Proteinveränderungen durch Medikamente
Für die Studie nutzten die Wissenschaftler die Wirkstoffe Erlotinib und Osimertinib, die unter den Handelsnamen Tarceva und Tagrisso erhältlich und für die Therapie von Lungenkrebs zugelassen sind. Sie binden an bestimmte Proteine auf der Zelloberfläche und hemmen so das Zellwachstum.

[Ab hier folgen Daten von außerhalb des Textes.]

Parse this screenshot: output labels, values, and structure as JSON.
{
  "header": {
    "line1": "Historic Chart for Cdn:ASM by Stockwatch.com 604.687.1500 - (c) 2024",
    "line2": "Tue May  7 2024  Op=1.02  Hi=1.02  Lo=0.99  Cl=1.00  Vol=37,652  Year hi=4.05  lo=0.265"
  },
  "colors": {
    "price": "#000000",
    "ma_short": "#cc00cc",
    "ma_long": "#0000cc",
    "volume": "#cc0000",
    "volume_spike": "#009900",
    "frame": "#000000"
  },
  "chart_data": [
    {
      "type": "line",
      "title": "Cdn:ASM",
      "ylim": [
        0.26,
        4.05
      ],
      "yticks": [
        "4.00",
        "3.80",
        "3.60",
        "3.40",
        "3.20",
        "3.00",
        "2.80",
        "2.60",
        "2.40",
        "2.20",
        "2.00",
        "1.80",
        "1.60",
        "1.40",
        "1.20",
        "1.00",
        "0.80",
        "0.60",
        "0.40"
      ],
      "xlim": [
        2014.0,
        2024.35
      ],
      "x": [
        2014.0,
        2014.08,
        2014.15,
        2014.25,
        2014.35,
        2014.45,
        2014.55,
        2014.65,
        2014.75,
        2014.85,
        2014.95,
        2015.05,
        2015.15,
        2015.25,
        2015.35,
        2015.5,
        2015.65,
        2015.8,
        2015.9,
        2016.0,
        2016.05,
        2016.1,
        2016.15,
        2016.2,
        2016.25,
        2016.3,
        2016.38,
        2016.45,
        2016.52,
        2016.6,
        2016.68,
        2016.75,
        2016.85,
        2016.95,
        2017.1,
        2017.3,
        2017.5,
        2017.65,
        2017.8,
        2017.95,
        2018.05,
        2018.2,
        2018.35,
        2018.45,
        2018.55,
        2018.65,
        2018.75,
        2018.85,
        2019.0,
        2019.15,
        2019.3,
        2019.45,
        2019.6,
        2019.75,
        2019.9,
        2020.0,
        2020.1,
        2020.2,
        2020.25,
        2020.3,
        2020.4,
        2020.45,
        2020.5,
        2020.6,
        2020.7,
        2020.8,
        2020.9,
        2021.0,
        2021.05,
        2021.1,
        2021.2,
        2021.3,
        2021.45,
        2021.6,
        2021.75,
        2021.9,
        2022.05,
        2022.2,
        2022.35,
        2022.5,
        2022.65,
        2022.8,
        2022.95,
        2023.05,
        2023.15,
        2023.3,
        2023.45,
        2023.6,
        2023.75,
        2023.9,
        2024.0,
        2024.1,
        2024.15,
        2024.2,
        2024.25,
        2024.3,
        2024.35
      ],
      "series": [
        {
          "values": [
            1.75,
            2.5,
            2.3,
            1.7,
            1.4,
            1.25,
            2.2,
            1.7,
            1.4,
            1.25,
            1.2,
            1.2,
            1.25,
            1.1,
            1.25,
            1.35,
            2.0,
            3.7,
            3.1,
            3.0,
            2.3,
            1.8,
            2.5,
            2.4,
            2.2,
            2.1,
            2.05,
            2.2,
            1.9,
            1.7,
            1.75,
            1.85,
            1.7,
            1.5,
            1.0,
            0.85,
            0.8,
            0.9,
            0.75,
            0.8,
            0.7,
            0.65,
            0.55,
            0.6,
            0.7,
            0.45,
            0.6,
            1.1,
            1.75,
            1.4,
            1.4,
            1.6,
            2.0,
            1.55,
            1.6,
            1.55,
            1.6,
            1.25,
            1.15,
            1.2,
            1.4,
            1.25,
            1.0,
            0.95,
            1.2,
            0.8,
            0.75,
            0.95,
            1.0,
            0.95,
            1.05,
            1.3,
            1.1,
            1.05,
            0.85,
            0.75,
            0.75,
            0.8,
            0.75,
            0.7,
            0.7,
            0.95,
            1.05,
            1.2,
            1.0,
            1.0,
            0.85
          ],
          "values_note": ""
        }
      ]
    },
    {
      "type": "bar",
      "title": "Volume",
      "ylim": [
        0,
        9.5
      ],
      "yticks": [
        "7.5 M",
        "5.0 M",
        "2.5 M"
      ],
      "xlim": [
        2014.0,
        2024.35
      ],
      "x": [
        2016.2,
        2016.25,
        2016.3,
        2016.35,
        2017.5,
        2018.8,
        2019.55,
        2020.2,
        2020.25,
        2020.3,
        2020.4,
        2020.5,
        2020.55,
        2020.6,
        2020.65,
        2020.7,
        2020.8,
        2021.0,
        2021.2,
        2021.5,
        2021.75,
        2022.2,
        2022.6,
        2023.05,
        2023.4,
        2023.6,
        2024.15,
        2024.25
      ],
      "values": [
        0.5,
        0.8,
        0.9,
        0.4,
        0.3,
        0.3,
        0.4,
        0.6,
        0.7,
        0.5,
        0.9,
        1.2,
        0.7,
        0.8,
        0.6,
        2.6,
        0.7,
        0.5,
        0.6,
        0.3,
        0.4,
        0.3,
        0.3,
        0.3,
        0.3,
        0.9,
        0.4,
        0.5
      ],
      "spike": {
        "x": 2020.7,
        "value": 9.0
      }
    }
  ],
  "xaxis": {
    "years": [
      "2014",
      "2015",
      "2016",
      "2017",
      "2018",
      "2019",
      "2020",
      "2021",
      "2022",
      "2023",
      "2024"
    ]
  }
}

Patienten entwickeln im Lauf der Therapie allerdings Resistenzen gegen die Wirkstoffe, weil sich Proteine in den Krebszellen verändern.

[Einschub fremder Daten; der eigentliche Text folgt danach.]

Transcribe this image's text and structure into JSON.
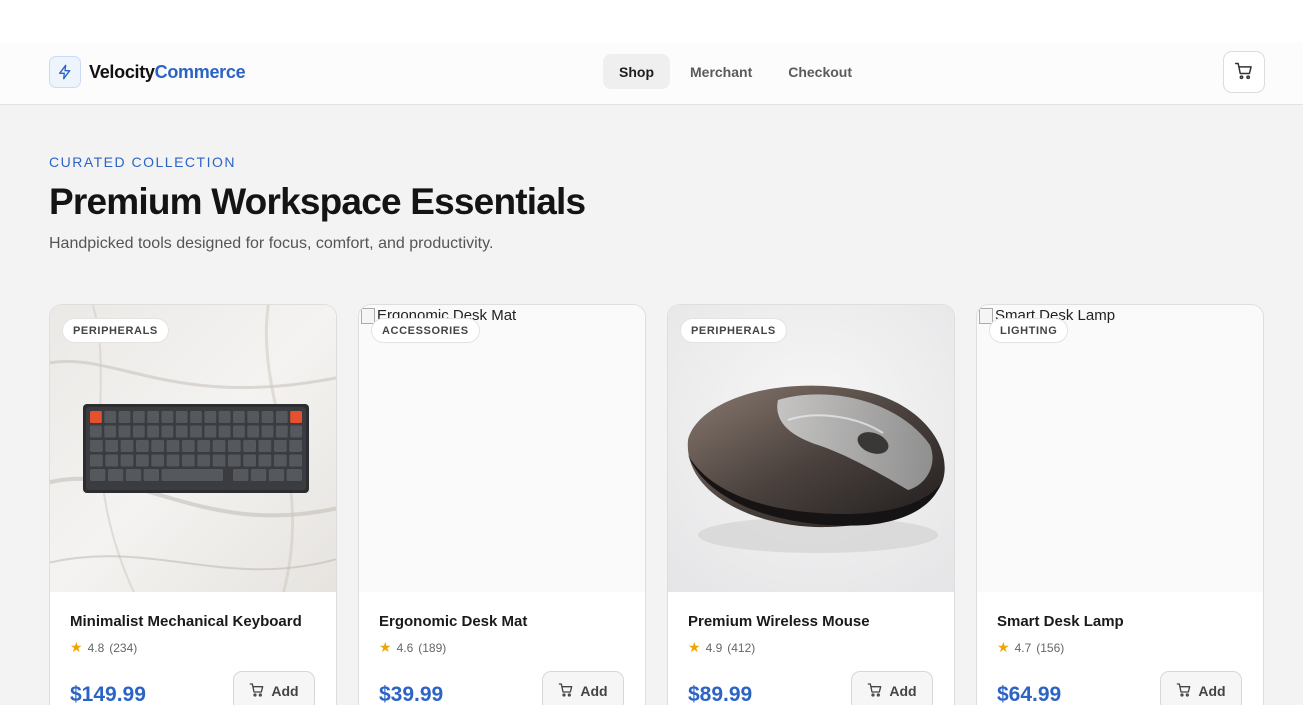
{
  "brand": {
    "name_part1": "Velocity",
    "name_part2": "Commerce",
    "icon": "lightning-icon"
  },
  "nav": [
    {
      "label": "Shop",
      "active": true
    },
    {
      "label": "Merchant",
      "active": false
    },
    {
      "label": "Checkout",
      "active": false
    }
  ],
  "header": {
    "cart_icon": "cart-icon"
  },
  "hero": {
    "eyebrow": "CURATED COLLECTION",
    "title": "Premium Workspace Essentials",
    "subtitle": "Handpicked tools designed for focus, comfort, and productivity."
  },
  "products": [
    {
      "category": "PERIPHERALS",
      "name": "Minimalist Mechanical Keyboard",
      "rating": "4.8",
      "reviews": "(234)",
      "price": "$149.99",
      "add_label": "Add",
      "image_alt": "",
      "image": "keyboard"
    },
    {
      "category": "ACCESSORIES",
      "name": "Ergonomic Desk Mat",
      "rating": "4.6",
      "reviews": "(189)",
      "price": "$39.99",
      "add_label": "Add",
      "image_alt": "Ergonomic Desk Mat",
      "image": "broken"
    },
    {
      "category": "PERIPHERALS",
      "name": "Premium Wireless Mouse",
      "rating": "4.9",
      "reviews": "(412)",
      "price": "$89.99",
      "add_label": "Add",
      "image_alt": "",
      "image": "mouse"
    },
    {
      "category": "LIGHTING",
      "name": "Smart Desk Lamp",
      "rating": "4.7",
      "reviews": "(156)",
      "price": "$64.99",
      "add_label": "Add",
      "image_alt": "Smart Desk Lamp",
      "image": "broken"
    }
  ],
  "colors": {
    "accent": "#2c64c6",
    "star": "#f0a500",
    "background": "#f3f3f3"
  }
}
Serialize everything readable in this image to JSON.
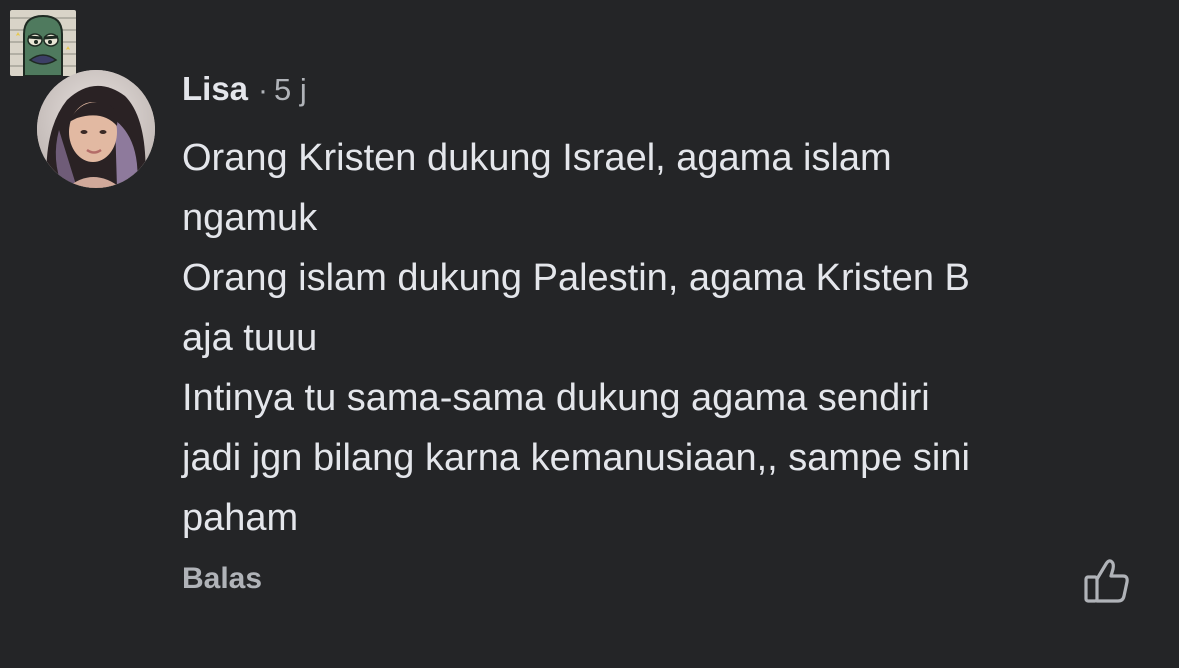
{
  "comment": {
    "author": "Lisa",
    "separator": "·",
    "timestamp": "5 j",
    "lines": [
      "Orang Kristen dukung Israel, agama islam",
      "ngamuk",
      "Orang islam dukung Palestin, agama Kristen B",
      "aja tuuu",
      "Intinya tu sama-sama dukung agama sendiri",
      "jadi jgn bilang karna kemanusiaan,, sampe sini",
      "paham"
    ],
    "reply_label": "Balas"
  },
  "icons": {
    "like": "thumbs-up-icon",
    "parent_avatar": "cartoon-avatar",
    "avatar": "profile-photo"
  }
}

„Um zu verstehen, wie solche Resistenzen zustande kommen, müssen wir die Wirkweise der Medikamente besser analysieren können“, sagt Klaus Gerwert. „Die Raman-Mikroskopie kann helfen, bessere Krebsmedikamente zu entwickeln“, ergänzt Samir El-Mashtoly. „Es wäre von großem Vorteil, wenn man bereits in präklinischen Studien voraussagen könnte, ob ein Wirkstoff Resistenzen hervorrufen kann.“
Wirksamkeit in mutierten und nicht mutierten Zellen verglichen
Samir El-Mashtoly und Klaus Gerwert haben in den vergangenen Jahren neue markerfreie Methoden der Raman-Spektroskopie entwickelt, um die Wirksamkeit und Verteilung von Medikamenten in Krebszellen zu bestimmen. Für die aktuelle Studie mutierten sie Proteine in kultivierten Krebszellen, um die Proteinveränderungen nachzustellen, die bei Patienten mit einer Medikamentenresistenz auftreten. Solche Experimente waren bisher nicht in vitro – also in Zellkultur – möglich, sondern mussten immer an Patienten durchgeführt werden. „Damit wird die Untersuchung von Resistenzen stark vereinfacht“, erklärt Klaus Gerwert. Mittels Raman-Mikroskopie verglichen die Forscher, wie wirksam die Medikamente Erlotinib und Osimertinib in den mutierten und nicht mutierten Zellen waren.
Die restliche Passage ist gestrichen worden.